A famous healer in Burkina Faso, prosecuted for "assault" on a patient and whose escape with the help of soldiers had aroused anger and indignation, was sentenced Wednesday evening to three years in prison.
Traditional healer In Burkina convicted in high-profile trial
Amsétou Nikièma - known as Adja - and her co-defendants appeared before the Ouagadougou high court for "forcible confinement, assault, and battery and complicity".
At the end of a long day of the hearing, the court found her "guilty" of "complicity in assault and battery", sentencing her to three years in prison and the payment of a fine of one million CFA francs (1,500 euros), all accompanied by a suspended sentence.
The prosecutor had requested two years' imprisonment against her, including one year, and a fine of three million CFA francs (4,500 euros). At the bar, Adja pleaded not guilty before asking "forgiveness" for the abuse inflicted by her collaborators - without her knowledge according to her - to one of her followers.
“All I can say is ask for forgiveness from the prosecutor and everyone, my mission is to heal and not to punish,” she said. The victim of the beating and kidnapping, Hamidou Kanazoé, refused to become a civil party, affirming that the matter had been settled amicably between the different families.
Eight Adja collaborators, who admitted the facts, were sentenced to 48 months in prison and a fine of 500,000 CFA francs (750 euros), all suspended.
In turn, they cleared the healer, declaring that they had acted on their own initiative, without "any order" from Adja. “When she learned that we had beaten one of her patients, she got angry with us and fired us,” said one of the accused, Adama Barry.
Amsétou Nikiéma was arrested after the broadcast on July 26 on social networks of a video showing a fifty-year-old tortured by individuals claiming to be her in Komsilga, near Ouagadougou.

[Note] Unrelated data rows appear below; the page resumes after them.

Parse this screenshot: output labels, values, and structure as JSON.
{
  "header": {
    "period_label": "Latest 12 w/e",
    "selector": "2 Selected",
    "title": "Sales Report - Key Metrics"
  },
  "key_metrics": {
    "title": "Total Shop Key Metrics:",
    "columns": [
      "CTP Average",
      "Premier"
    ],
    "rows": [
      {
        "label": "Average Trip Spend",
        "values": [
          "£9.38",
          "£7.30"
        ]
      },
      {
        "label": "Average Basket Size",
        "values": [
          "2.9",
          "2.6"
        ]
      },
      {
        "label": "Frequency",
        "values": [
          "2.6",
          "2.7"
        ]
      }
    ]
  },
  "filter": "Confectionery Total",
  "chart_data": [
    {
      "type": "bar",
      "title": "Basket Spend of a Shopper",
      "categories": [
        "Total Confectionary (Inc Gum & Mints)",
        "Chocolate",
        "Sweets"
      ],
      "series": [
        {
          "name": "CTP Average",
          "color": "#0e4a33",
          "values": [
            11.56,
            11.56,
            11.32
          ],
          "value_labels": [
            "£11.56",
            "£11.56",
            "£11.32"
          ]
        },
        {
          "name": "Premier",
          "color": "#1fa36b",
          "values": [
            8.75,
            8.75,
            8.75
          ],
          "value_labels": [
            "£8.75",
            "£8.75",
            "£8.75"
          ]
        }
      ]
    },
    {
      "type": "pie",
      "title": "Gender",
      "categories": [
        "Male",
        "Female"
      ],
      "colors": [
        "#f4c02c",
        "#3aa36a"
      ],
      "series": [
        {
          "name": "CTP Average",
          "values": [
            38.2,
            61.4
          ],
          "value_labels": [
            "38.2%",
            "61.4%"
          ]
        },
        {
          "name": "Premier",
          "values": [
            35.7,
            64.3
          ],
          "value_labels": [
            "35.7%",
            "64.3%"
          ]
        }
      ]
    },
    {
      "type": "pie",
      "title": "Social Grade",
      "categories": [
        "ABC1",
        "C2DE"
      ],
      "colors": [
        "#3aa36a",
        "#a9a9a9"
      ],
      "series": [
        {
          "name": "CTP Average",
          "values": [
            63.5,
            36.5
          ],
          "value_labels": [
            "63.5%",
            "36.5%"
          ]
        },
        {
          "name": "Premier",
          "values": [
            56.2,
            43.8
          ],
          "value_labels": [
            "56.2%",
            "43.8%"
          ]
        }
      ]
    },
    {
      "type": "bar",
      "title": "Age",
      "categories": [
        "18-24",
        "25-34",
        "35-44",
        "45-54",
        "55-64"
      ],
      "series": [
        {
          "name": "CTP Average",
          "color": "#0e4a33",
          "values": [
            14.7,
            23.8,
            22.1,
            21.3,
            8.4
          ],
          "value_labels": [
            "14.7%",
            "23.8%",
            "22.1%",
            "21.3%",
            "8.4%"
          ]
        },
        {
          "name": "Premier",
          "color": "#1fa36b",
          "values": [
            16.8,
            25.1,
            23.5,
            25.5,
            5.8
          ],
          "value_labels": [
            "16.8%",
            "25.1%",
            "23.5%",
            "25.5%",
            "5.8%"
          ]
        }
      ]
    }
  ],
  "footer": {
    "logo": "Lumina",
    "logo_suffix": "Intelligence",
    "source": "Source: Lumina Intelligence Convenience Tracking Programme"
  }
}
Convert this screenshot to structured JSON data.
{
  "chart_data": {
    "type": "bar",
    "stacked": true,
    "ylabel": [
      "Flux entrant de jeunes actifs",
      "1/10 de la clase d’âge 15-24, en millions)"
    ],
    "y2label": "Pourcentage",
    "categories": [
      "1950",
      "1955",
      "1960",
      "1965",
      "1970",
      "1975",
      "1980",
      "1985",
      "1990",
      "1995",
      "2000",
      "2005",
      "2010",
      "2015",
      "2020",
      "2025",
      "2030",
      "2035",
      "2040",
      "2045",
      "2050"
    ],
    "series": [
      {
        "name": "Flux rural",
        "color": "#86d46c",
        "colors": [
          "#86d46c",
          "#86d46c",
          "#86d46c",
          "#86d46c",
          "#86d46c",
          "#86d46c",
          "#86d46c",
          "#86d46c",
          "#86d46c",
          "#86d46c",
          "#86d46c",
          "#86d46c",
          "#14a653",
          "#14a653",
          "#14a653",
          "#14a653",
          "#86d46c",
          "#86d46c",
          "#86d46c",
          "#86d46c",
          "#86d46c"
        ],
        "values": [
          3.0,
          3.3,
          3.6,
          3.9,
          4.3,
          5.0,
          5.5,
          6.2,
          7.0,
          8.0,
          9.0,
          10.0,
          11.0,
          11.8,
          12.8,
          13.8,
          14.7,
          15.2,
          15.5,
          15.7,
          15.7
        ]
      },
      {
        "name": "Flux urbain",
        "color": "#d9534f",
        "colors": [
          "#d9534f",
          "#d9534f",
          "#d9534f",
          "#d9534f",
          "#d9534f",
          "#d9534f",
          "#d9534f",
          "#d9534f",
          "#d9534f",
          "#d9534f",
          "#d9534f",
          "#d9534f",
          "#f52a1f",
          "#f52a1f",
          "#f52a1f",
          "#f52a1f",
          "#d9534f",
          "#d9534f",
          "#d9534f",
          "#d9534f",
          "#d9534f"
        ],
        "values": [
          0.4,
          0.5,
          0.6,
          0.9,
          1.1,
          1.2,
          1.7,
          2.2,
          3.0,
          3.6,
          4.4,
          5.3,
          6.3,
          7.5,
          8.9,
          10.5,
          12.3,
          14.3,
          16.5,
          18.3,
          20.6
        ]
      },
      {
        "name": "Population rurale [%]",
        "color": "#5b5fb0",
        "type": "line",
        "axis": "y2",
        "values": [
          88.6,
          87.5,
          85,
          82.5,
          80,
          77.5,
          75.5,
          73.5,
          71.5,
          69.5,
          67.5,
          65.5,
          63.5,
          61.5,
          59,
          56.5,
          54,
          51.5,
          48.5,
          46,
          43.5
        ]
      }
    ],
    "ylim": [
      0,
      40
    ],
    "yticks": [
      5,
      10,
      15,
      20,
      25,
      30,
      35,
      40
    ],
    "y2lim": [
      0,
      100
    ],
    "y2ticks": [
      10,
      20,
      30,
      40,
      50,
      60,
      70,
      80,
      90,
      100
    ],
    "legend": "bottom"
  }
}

Waiting to be placed in preventive detention, she managed to escape thanks to the military. "While the defendants were awaiting their transfer to their place of detention", the court was surrounded by armed soldiers, who "came to demand" that Adja be handed over to them, which was done, then indicated the attorney general of the Burkina, Laurent Poda.
She was then imprisoned at her request in the Ouagadougou army remand center rather than in the civil prison, for “security reasons”.
Adja attracts thousands of followers for healing sessions for victims of “evil spirits” and her reputation has continued to grow, just three years after her first session.